In my opinion, you really discover your fitness level when you try and go for a jog.
I’d been working out on a cross trainer for a couple of months, five times a week. I’d even built things up a bit, exercising for longer, and on a harder setting.
But I wasn’t at all confident ahead of my first jog in years, training for the Maccabi GB Community Fun Run. Running is a completely different form of exercise. You use your whole body - and if you’re not fit, there’s no hiding it, because before you know it, you’ll be out of breath.
And so it proved. I’d got my running shoes on, made a special running playlist on Spotify, had a good long drink of water – basically, I had done everything apart from going on the run itself. But I could finally procrastinate no longer, and after doing pre-exercise muscle stretches, I jogged down the road. And then I jogged down another road, and the road after that – which is when I stopped for the first time. My heart was beating like an EDM anthem, and I was breathing hard and fast. But at least I’d known that was going to happen – I wasn’t under any sort of illusions about my level of fitness.
I began running again, reminding myself to breathe in through my nose, out through my mouth. I managed to do another five hundred metres or so before stopping again.

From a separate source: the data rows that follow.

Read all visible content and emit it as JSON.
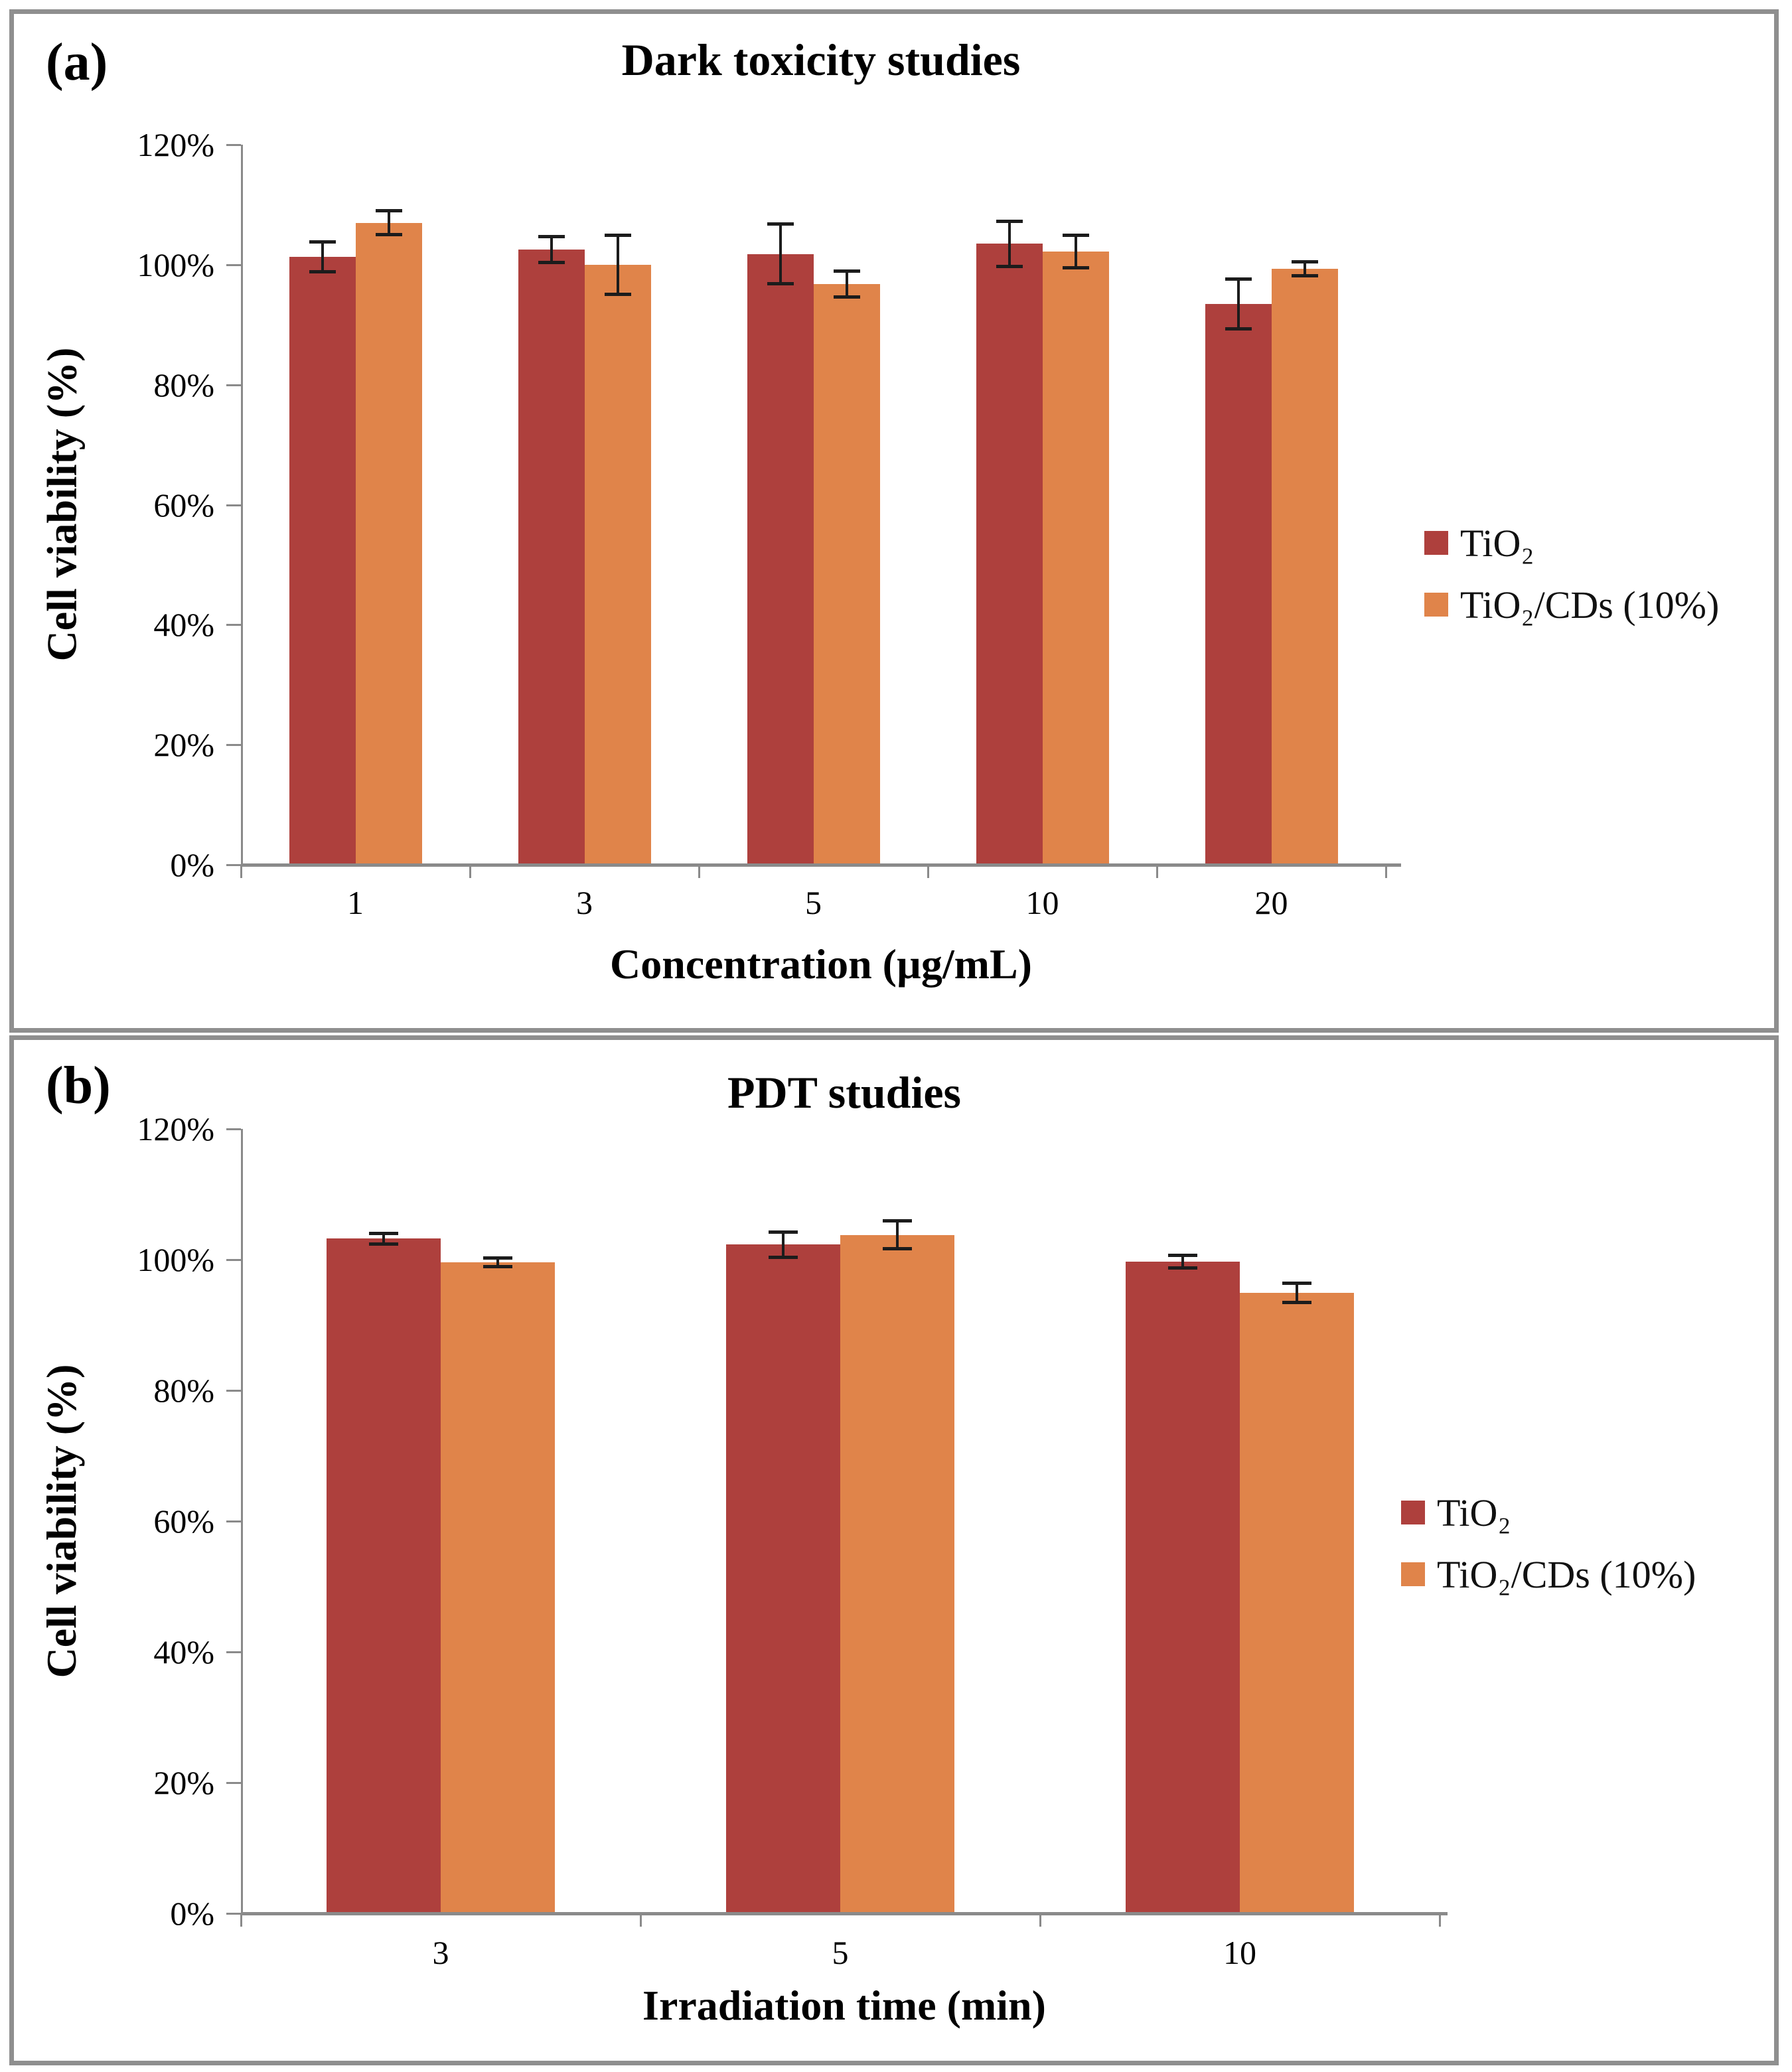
{
  "panel_labels": {
    "a": "(a)",
    "b": "(b)"
  },
  "chart_data": [
    {
      "type": "bar",
      "panel": "a",
      "title": "Dark toxicity studies",
      "xlabel": "Concentration (µg/mL)",
      "ylabel": "Cell viability (%)",
      "categories": [
        "1",
        "3",
        "5",
        "10",
        "20"
      ],
      "series": [
        {
          "name": "TiO₂",
          "color": "#AE403D",
          "values": [
            101.3,
            102.5,
            101.8,
            103.5,
            93.5
          ],
          "errors": [
            2.5,
            2.2,
            5.0,
            3.8,
            4.2
          ]
        },
        {
          "name": "TiO₂/CDs (10%)",
          "color": "#E0844A",
          "values": [
            107.0,
            100.0,
            96.8,
            102.2,
            99.3
          ],
          "errors": [
            2.0,
            5.0,
            2.2,
            2.8,
            1.2
          ]
        }
      ],
      "ylim": [
        0,
        120
      ],
      "ytick_step": 20,
      "ytick_suffix": "%",
      "grid": false,
      "legend_position": "right"
    },
    {
      "type": "bar",
      "panel": "b",
      "title": "PDT studies",
      "xlabel": "Irradiation time (min)",
      "ylabel": "Cell viability (%)",
      "categories": [
        "3",
        "5",
        "10"
      ],
      "series": [
        {
          "name": "TiO₂",
          "color": "#AE403D",
          "values": [
            103.2,
            102.3,
            99.7
          ],
          "errors": [
            0.9,
            2.0,
            1.0
          ]
        },
        {
          "name": "TiO₂/CDs (10%)",
          "color": "#E0844A",
          "values": [
            99.6,
            103.8,
            94.9
          ],
          "errors": [
            0.7,
            2.2,
            1.5
          ]
        }
      ],
      "ylim": [
        0,
        120
      ],
      "ytick_step": 20,
      "ytick_suffix": "%",
      "grid": false,
      "legend_position": "right"
    }
  ]
}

And so that’s how I ran, starting and stopping. Running as far as I was able, then stopping until I caught my breath, then running again. I made deals with myself – you see that tree, far in the distance? You’re going to run until you reach it, and then you can have a rest.
I staggered back into my house a century later (ok, more like 25 minutes), drenched with sweat, but feeling that sense of exhausted accomplishment that often comes with a bout of proper exercise.
What is more, while on my jog, someone from the community saw me and cheered me on – and I knew that he must have read my previous column about training for the Maccabi GB Community Fun Run. If I’m going to be putting myself through the wringer, I’m glad people are reading about it.